Suivant jugement en date du 29 avril 2022, le Juge des Contentieux de la Protection du Tribunal Judiciaire de Nantes a :
— Déclaré la Caisse d’Epargne et de Prévoyance Bretagne Pays de Loire recevable à agir en paiement à l’encontre de M. [L] [I] au titre du prêt en date du 25 mai 2018 ;
— Débouté la Caisse d’Epargne et de Prévoyance Bretagne Pays de Loire de sa demande en paiement fondée sur ce contrat de prêt ;
— Débouté la Caisse d’Epargne et de Prévoyance Bretagne Pays de Loire de sa demande en paiement fondée sur la répétition de l’indû ;
— Dit n’y avoir lieu à application de l’article 700 du Code de Procédure Civile ;
— Condamné la Caisse d’Epargne et de Prévoyance Bretagne Pays de Loire aux dépens
— Rappelé que la présente décision est exécutoire à titre provisoire
Par déclaration d’appel en date du 11 mai 2023, la Caisse d’Epargne et de Prévoyance Bretagne Pays de Loire a interjeté appel de ladite décision.
Par dernières conclusions notifiées le 10 septembre 2025 et signifiée à M. [I] le 6 octobre 2025, elle demande de :
— Infirmer le jugement rendu par le Juge des Contentieux de la Protection du Tribunal Judiciaire de Nantes en date du 29 avril 2022 en ce qu’il a :
— Débouté la Caisse d’Epargne et de Prévoyance Bretagne Pays de Loire de sa demande en paiement fondée sur ce contrat de prêt ;
— Débouté la Caisse d’Epargne et de Prévoyance Bretagne Pays de Loire de sa demande en paiement fondée sur la répétition de l’indu ;
— Dit n’y avoir lieu à application de l’article 700 du Code de Procédure Civile
— Condamné la Caisse d’Epargne et de Prévoyance Bretagne Pays de Loire aux dépens.
Statuant à nouveau,
— Condamner M. [L] [I] à payer à la Caisse d’Epargne et de Prévoyance Bretagne Pays de Loire, en application de l’article L312-39 du Code de la Consommation, la somme de 11 002,92 euros avec intérêts au taux de 5,52 % l’an à compter du 19 mai 2021 jusqu’à parfait paiement.
Subsidiairement,
— Condamner M. [L] [I] à payer à la Caisse d’Epargne et de Prévoyance Bretagne Pays de Loire, en application de l’article L312-39 du Code de la Consommation, la somme de 8 299,36 euros avec intérêts au taux de légal à compter de l’assignation délivrée le 16 février 2022 jusqu’à parfait paiement.
En tout état de cause,
— Condamner M. [L] [I] au paiement d’une indemnité de 2 500 euros en application de l’article 700 du Code de Procédure Civile ainsi qu’aux entiers dépens.

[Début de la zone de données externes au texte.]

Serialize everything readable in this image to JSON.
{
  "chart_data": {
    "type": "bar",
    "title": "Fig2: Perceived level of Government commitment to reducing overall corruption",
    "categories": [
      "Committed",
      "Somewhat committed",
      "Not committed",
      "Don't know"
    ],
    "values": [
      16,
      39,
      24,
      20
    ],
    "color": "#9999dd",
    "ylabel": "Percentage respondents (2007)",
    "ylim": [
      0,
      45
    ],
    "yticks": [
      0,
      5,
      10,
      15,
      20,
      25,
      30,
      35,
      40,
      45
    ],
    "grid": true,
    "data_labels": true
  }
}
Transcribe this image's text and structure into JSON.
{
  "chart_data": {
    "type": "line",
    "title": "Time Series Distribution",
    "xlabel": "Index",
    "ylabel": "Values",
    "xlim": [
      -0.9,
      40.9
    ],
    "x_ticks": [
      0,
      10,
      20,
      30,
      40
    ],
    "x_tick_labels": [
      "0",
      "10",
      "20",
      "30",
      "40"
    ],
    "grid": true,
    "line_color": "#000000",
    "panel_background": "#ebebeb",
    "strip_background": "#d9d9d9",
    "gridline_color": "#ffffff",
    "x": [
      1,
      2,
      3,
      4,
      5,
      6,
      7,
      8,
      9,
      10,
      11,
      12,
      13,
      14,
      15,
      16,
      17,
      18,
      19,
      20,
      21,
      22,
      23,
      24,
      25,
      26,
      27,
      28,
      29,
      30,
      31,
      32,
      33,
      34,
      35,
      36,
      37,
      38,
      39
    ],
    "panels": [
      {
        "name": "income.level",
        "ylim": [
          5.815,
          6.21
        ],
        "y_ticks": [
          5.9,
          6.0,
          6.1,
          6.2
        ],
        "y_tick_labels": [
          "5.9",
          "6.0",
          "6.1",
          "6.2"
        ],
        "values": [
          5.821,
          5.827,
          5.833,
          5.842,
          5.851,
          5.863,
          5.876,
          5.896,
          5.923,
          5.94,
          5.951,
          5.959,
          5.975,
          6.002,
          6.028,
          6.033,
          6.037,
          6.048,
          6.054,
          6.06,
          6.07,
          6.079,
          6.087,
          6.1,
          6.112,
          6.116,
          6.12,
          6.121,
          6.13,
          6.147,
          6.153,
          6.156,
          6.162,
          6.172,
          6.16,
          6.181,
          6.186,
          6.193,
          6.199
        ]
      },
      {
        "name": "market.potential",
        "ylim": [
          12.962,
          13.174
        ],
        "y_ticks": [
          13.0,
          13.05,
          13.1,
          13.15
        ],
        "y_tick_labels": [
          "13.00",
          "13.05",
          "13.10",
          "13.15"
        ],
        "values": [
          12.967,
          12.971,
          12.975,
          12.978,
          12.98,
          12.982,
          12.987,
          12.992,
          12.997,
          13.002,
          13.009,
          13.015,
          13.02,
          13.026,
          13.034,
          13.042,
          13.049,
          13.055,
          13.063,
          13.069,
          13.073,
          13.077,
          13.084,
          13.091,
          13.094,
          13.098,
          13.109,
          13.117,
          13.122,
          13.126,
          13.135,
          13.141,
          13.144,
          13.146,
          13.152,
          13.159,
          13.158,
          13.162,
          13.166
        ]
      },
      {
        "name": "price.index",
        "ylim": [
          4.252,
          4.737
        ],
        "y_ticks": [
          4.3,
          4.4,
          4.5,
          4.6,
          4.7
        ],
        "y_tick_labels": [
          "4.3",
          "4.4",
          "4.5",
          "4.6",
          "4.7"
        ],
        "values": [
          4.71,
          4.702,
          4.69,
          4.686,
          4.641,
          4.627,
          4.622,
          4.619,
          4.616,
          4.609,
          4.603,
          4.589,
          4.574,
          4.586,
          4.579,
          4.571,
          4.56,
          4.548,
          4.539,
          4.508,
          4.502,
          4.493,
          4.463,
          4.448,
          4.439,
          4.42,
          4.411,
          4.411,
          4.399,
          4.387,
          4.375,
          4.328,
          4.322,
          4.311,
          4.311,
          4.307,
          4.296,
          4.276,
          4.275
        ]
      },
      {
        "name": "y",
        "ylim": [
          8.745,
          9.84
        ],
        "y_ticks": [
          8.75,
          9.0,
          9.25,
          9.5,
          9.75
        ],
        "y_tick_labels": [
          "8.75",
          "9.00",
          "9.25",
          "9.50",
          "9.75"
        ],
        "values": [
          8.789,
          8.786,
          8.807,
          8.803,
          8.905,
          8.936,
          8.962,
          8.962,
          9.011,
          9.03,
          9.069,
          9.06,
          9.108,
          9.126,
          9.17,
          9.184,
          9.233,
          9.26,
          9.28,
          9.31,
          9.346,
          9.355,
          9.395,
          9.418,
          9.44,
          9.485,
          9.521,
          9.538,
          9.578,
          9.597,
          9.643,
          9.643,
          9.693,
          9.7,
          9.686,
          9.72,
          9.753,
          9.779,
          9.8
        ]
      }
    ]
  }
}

M. [I], assigné par acte remis à l’étude, n’a pas constitué avocat.
Pour un plus ample exposé des faits, de la procédure ainsi que des prétentions et moyens des parties, la cour se réfère aux énonciations de la décision attaquée ainsi qu’aux dernières conclusions visées.
L’ordonnance de clôture a été rendue le 9 octobre 2025.
Par note adressée en cours de délibéré, la cour a invité la Caisse d’Epargne et de Prévoyance Bretagne Pays de Loire a présenter ses observations sur la déchéance du droit aux intérêts encourue faute de justifier avoir accompli les diligences prévues à l’article L. 312-16 du code de la consommation.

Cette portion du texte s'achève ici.